All Hail Tony Soprano's Telekinetic N64 Powers

It finally happened to me: I got sick of rewatching Breaking Bad. Well, actually, I can’t get sick of rewatching Breaking Bad. It’s just that, given it’s a new year and all, I decided I should broaden my horizons and watch other critically acclaimed television shows. After all, being a millennial, many of my contemporaries and I caught the Golden Age of Television a bit later than others. I can tell you a whole lot about Mad Men, Breaking Bad, and (the few good seasons of) The Walking Dead, but I don’t know anything about more recent classics like The Sopranos or The Wire.

In an effort to be more Cultured™ and Worldly™, I decided I would begin 2019 by watching the (now) 20 year old show The Sopranos. A few episodes into the first season, I’m happy to announce that I’m enjoying the show quite a bit. It didn’t take long for me to become immersed and invested in the life of Tony Soprano. That was, at least, until I witnessed him play Mario Kart 64.
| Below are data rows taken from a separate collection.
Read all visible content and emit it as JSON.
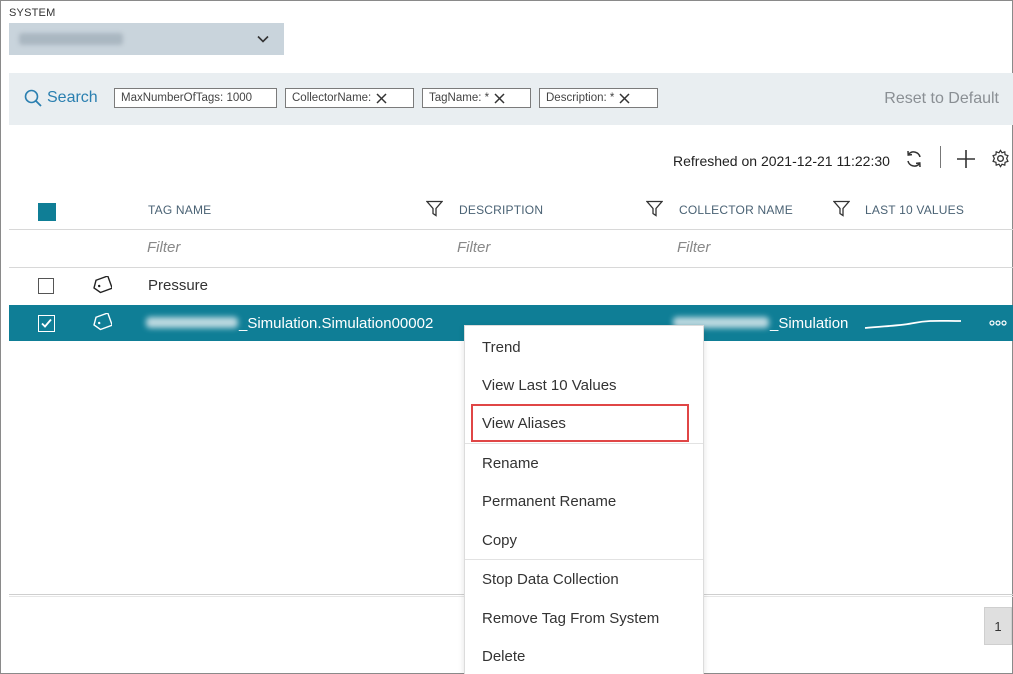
{
  "system": {
    "label": "SYSTEM"
  },
  "search": {
    "label": "Search",
    "chips": [
      {
        "text": "MaxNumberOfTags: 1000"
      },
      {
        "text": "CollectorName:"
      },
      {
        "text": "TagName: *"
      },
      {
        "text": "Description: *"
      }
    ],
    "reset_label": "Reset to Default"
  },
  "toolbar": {
    "refreshed": "Refreshed on 2021-12-21 11:22:30"
  },
  "table": {
    "columns": [
      "TAG NAME",
      "DESCRIPTION",
      "COLLECTOR NAME",
      "LAST 10 VALUES"
    ],
    "filter_placeholder": "Filter",
    "rows": [
      {
        "tag_name": "Pressure",
        "checked": false
      },
      {
        "tag_name": "_Simulation.Simulation00002",
        "collector": "_Simulation",
        "checked": true
      }
    ]
  },
  "context_menu": {
    "items": [
      "Trend",
      "View Last 10 Values",
      "View Aliases",
      "Rename",
      "Permanent Rename",
      "Copy",
      "Stop Data Collection",
      "Remove Tag From System",
      "Delete"
    ],
    "highlighted": "View Aliases"
  },
  "pagination": {
    "current_page": "1"
  },
  "colors": {
    "accent": "#0f7e96",
    "link": "#2a7fb0",
    "highlight_border": "#e04646"
  }
}
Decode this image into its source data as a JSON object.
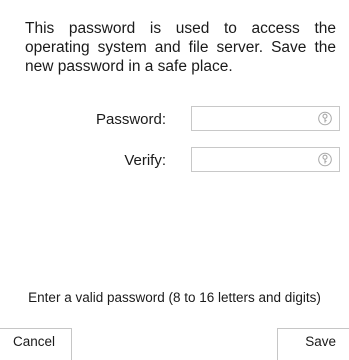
{
  "description": "This password is used to access the operating system and file server. Save the new password in a safe place.",
  "fields": {
    "password": {
      "label": "Password:",
      "value": "",
      "icon": "key-icon"
    },
    "verify": {
      "label": "Verify:",
      "value": "",
      "icon": "key-icon"
    }
  },
  "hint": "Enter a valid password (8 to 16 letters and digits)",
  "buttons": {
    "cancel": "Cancel",
    "save": "Save"
  }
}
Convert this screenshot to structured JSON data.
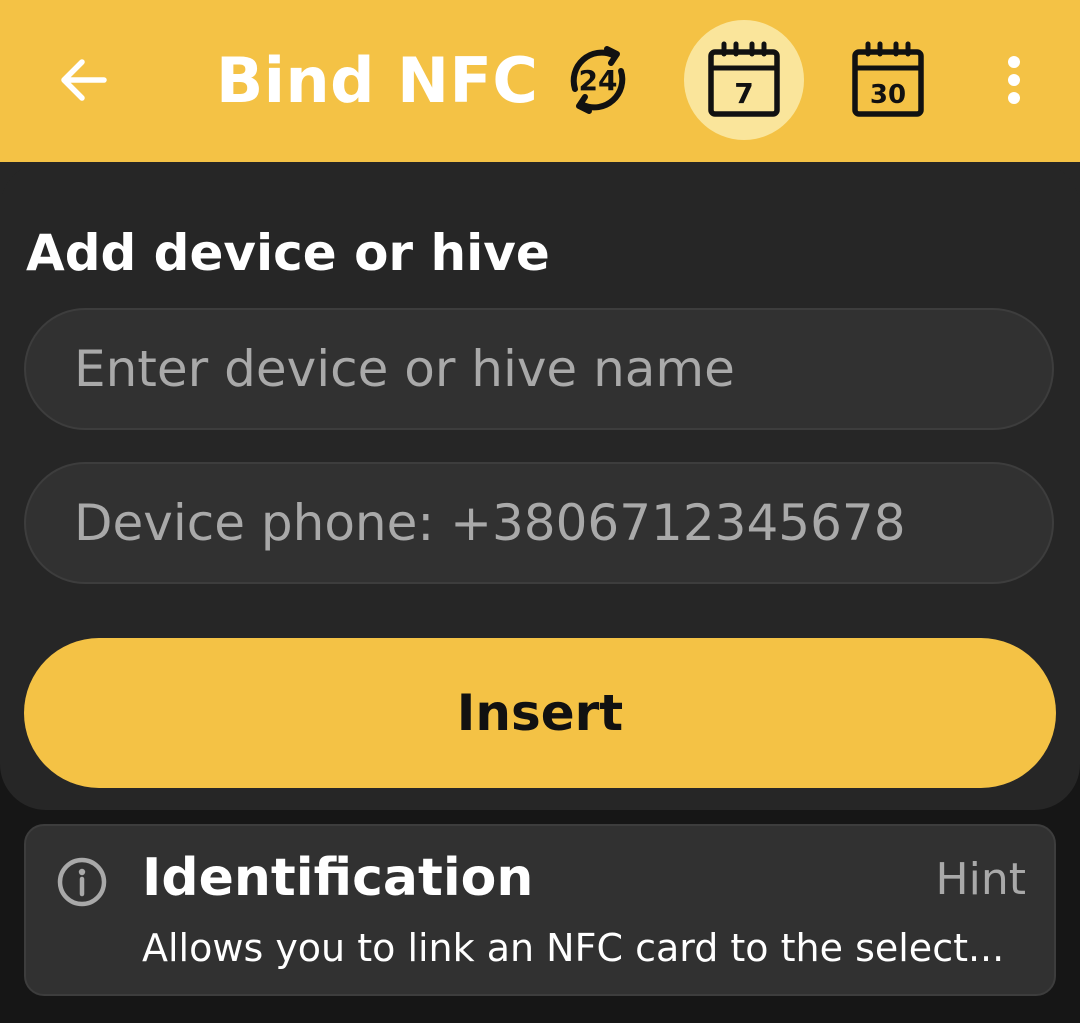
{
  "header": {
    "title": "Bind NFC",
    "period_24h_label": "24",
    "period_7d_label": "7",
    "period_30d_label": "30",
    "active_period": "7",
    "accent_color": "#f4c245",
    "icons": [
      "back-arrow-icon",
      "period-24h-icon",
      "calendar-7-days-icon",
      "calendar-30-days-icon",
      "more-vertical-icon"
    ]
  },
  "form": {
    "title": "Add device or hive",
    "name_placeholder": "Enter device or hive name",
    "name_value": "",
    "phone_placeholder": "Device phone: +3806712345678",
    "phone_value": "",
    "insert_label": "Insert"
  },
  "hint": {
    "title": "Identification",
    "link_label": "Hint",
    "text": "Allows you to link an NFC card to the select..."
  }
}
A bit of context here: in the season one episode “The Meadowlands,” Tony Soprano sits down to play Mario Kart 64 with his son Anthony Jr. This scene is thematically important for the episode, an episode that largely deals with the relationship between the pair. Over the course of the episode, Anthony Jr. learns that his father is part of the mafia, a discovery that (obviously) makes him see his father differently.

As you can see in the above video (courtesy of YouTuber Fruktlugg), Tony Soprano manages to win a game of Mario Kart 64 with one hand. More importantly, Tony beats his son without ever pressing the accelerator or any button besides the control stick. While I wish Tony Soprano’s telekinetic video game prowess was part of a supernatural Sopranos arc, it turns out the show’s Mario Kart 64 blunder was just a production goof.

This isn’t the only inconsistency in the scene. Anthony Jr. tells Tony to “watch out for the ghosts,” upon starting the race, however, the track they’re racing around doesn’t have any ghosts. After racking my brain, the only ghosts I can remember from the game are the Boos in Banshee Boardwalk. According to the Super Mario Wiki (which I assume is the Holy Bible of Mario Kart lore), the Boos on the map “just laugh when the player passes by.” Perhaps Anthony Jr. was simply trying to save his father from humiliation.

Additionally, Anthony Jr. is able to instantly queue up a new race by hitting the console’s reset button. While the Nintendo 64’s reset button was pretty handy (especially if you spent your youth blowing into cartridges and jamming them back into the console), it wasn’t that handy.

It’s worth noting that despite screwing up the game’s controls, The Sopranos actually gets a lot of Mario Kart 64 right. Despite Tony being able to win without accelerating his vehicle, the show nails the game’s sound to a T. This sentiment is best summed up by YouTube commenter Wourghk, who noted, “The script calls for some time compression with a focus on the actors, so you’ll notice the game state change faster than is realistically possible, but they got the sounds right to cover for what you’re not seeing. Menu sounds before a match starts, kart and item sounds when the game is being played, and the correct character voices are playing, too.”

What other production goofs will my Sopranos adventures reap? More importantly, will I stop writing about 20-year-old television shows online? Only time will tell.